FIG 4.

Functional aspects of virus particle components. (A) The virus particle fractions of HIV-1 pseudotypes (WT, D116G, ΔIN, Y15A, Y15F, Y15H, and Y15W) containing 10 ng of p24 were subjected to endogenous RT assays. The amount of cDNA product was determined by performing qPCR with R1-25/AA55 primer pairs. Values are shown as percentages relative to the average value for the WT. All graphs present the mean results ± standard deviations (n ≥ 3). Reactions using WT virus fraction without dNTP and mock-transfected HEK 293T culture supernatant (293T sup) were used as controls. (B) In situ uncoating assays were performed as described previously (47). Briefly, HeLa cells were spinoculated with fluorescently labeled WT and mutant viruses containing GFP-Vpr or S15-dTomato for 2 h. At various times after the spinoculation, the total number of complexes that entered and fused into the cytoplasm (Vpr-GFP⁺, S15-dTomato⁻), the number of CA-coated complexes (Vpr-GFP⁺, CA-Cy-5⁺), and the number of CA-uncoated complexes that lost CA staining (Vpr-GFP⁺, CA-Cy-5⁻) were counted. Representative images of GFP-Vpr (green), S15-Tomato (red), and HIV-1 CA (blue) and a merged image of these three colors taken at the 1-h time point are shown (upper).
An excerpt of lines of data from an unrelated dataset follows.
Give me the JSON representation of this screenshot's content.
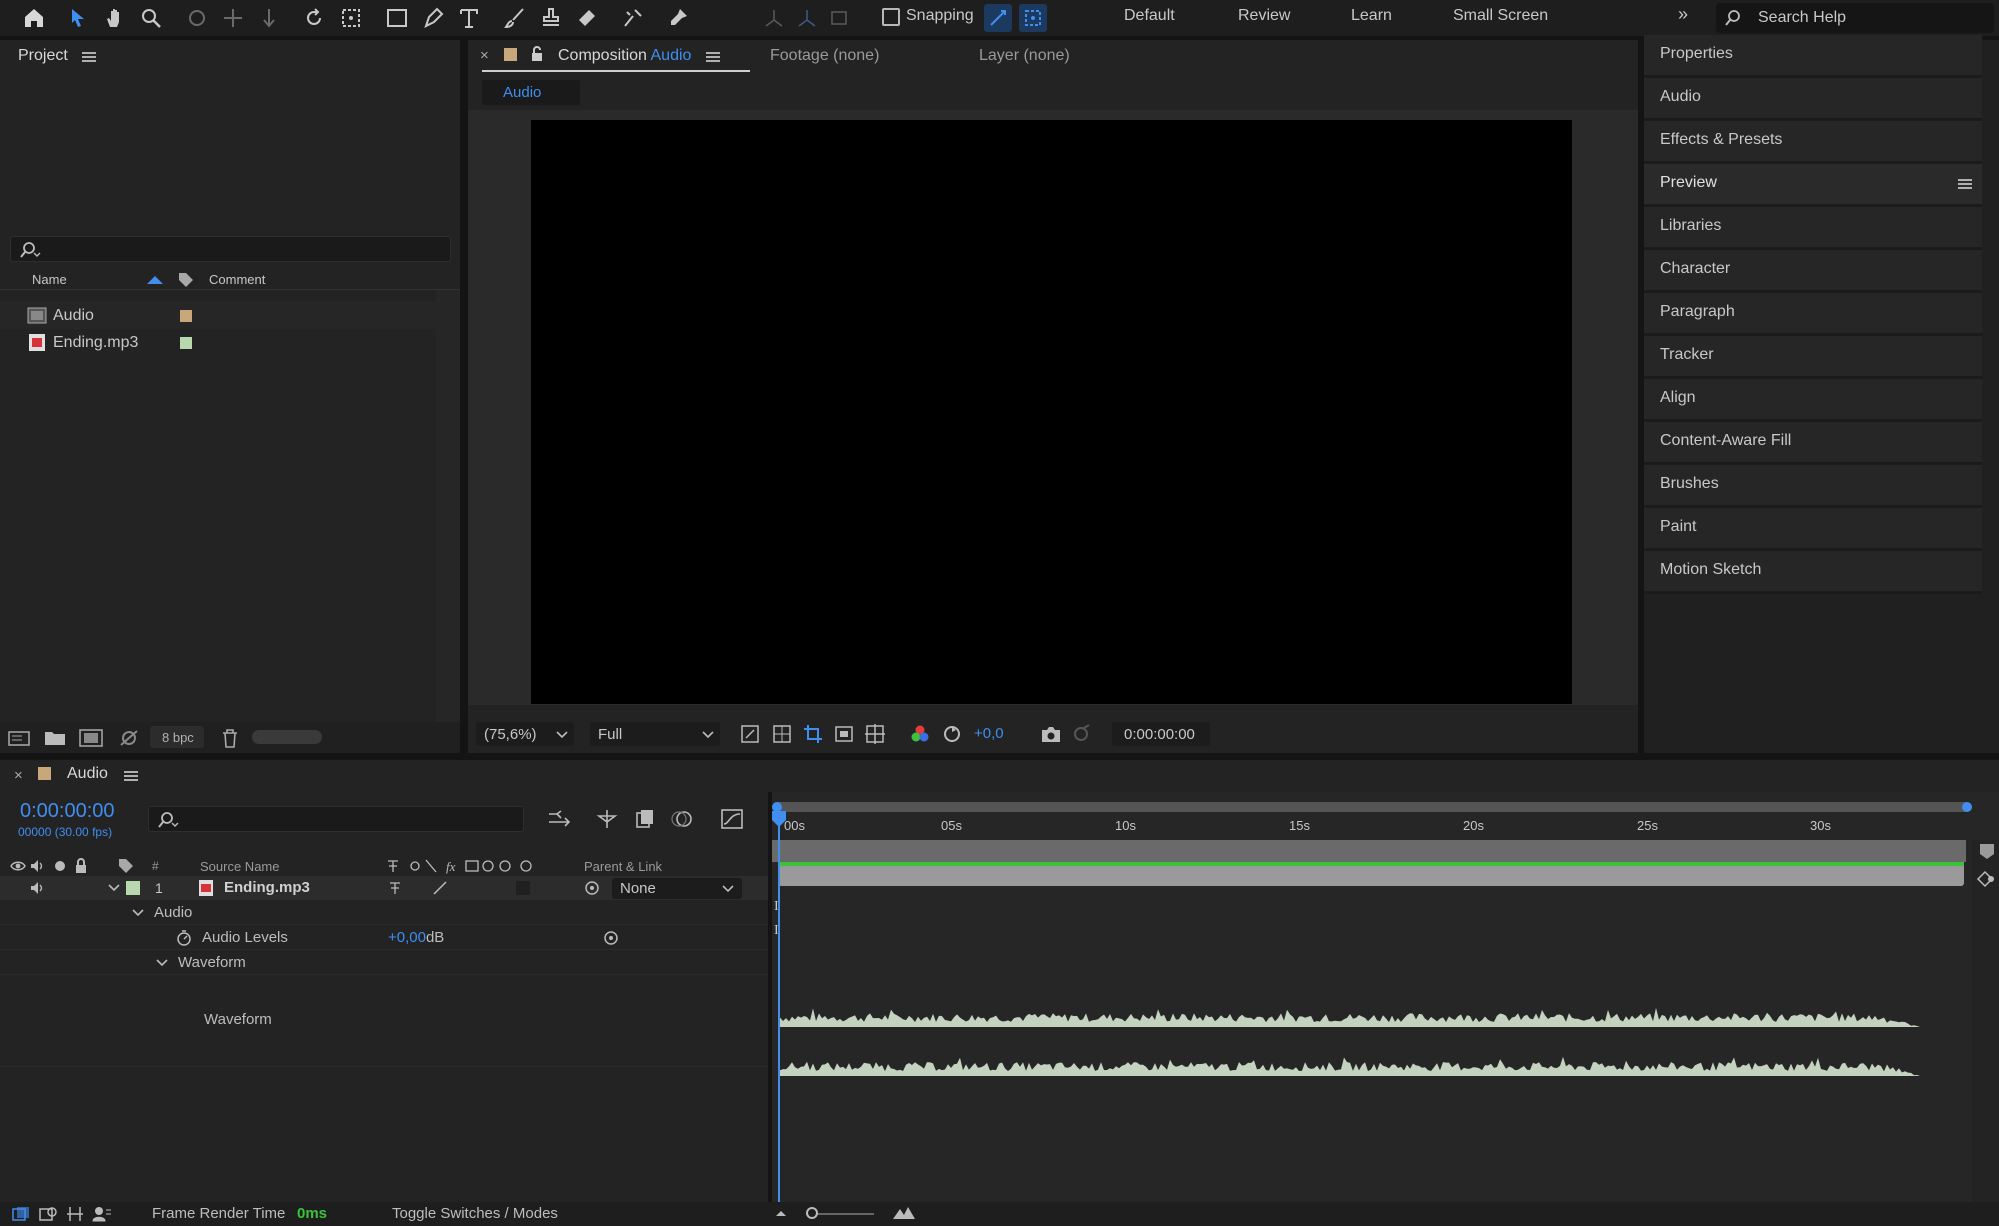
{
  "toolbar": {
    "snapping_label": "Snapping",
    "workspaces": [
      "Default",
      "Review",
      "Learn",
      "Small Screen"
    ],
    "search_placeholder": "Search Help"
  },
  "project": {
    "title": "Project",
    "columns": {
      "name": "Name",
      "comment": "Comment"
    },
    "items": [
      {
        "name": "Audio",
        "type": "composition",
        "label_color": "#c8a87a"
      },
      {
        "name": "Ending.mp3",
        "type": "audio",
        "label_color": "#b8d8b0"
      }
    ],
    "bpc": "8 bpc"
  },
  "viewer": {
    "tab_title_prefix": "Composition",
    "tab_title_name": "Audio",
    "footage_tab": "Footage (none)",
    "layer_tab": "Layer (none)",
    "comp_crumb": "Audio",
    "zoom": "(75,6%)",
    "resolution": "Full",
    "exposure": "+0,0",
    "timecode": "0:00:00:00"
  },
  "right_panels": [
    "Properties",
    "Audio",
    "Effects & Presets",
    "Preview",
    "Libraries",
    "Character",
    "Paragraph",
    "Tracker",
    "Align",
    "Content-Aware Fill",
    "Brushes",
    "Paint",
    "Motion Sketch"
  ],
  "timeline": {
    "title": "Audio",
    "timecode": "0:00:00:00",
    "frames": "00000 (30.00 fps)",
    "col_number": "#",
    "col_source": "Source Name",
    "col_parent": "Parent & Link",
    "layer_number": "1",
    "layer_name": "Ending.mp3",
    "parent_value": "None",
    "audio_group": "Audio",
    "audio_levels_label": "Audio Levels",
    "audio_levels_value": "+0,00",
    "audio_levels_unit": "dB",
    "waveform_group": "Waveform",
    "waveform_label": "Waveform",
    "ruler_ticks": [
      "00s",
      "05s",
      "10s",
      "15s",
      "20s",
      "25s",
      "30s"
    ],
    "frame_render_label": "Frame Render Time",
    "frame_render_value": "0ms",
    "toggle_label": "Toggle Switches / Modes"
  },
  "colors": {
    "accent": "#3f8ef0",
    "waveform": "#c3d3bf",
    "track_green": "#3bc23b"
  }
}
An upward arrow shows red, green, and blue triple fluorescent colocalization. An arrowhead shows green and blue double fluorescent colocalization. A downward arrow shows green fluorescence only. The data were graphed at each time point as the percentage of cytoplasmic coated particles (Vpr-GFP⁺, CA-Cy-5⁺) among the total number of the fused particles (Vpr-GFP⁺, S15-dTomato⁻). For BafA-treated samples, the percentage of Vpr-GFP⁺ and CA-Cy-5⁺ complex among the total number of Vpr-GFP⁺ particles at the 4-h time point is shown. Data at each time point represent the mean result ± the standard deviation (n = 4).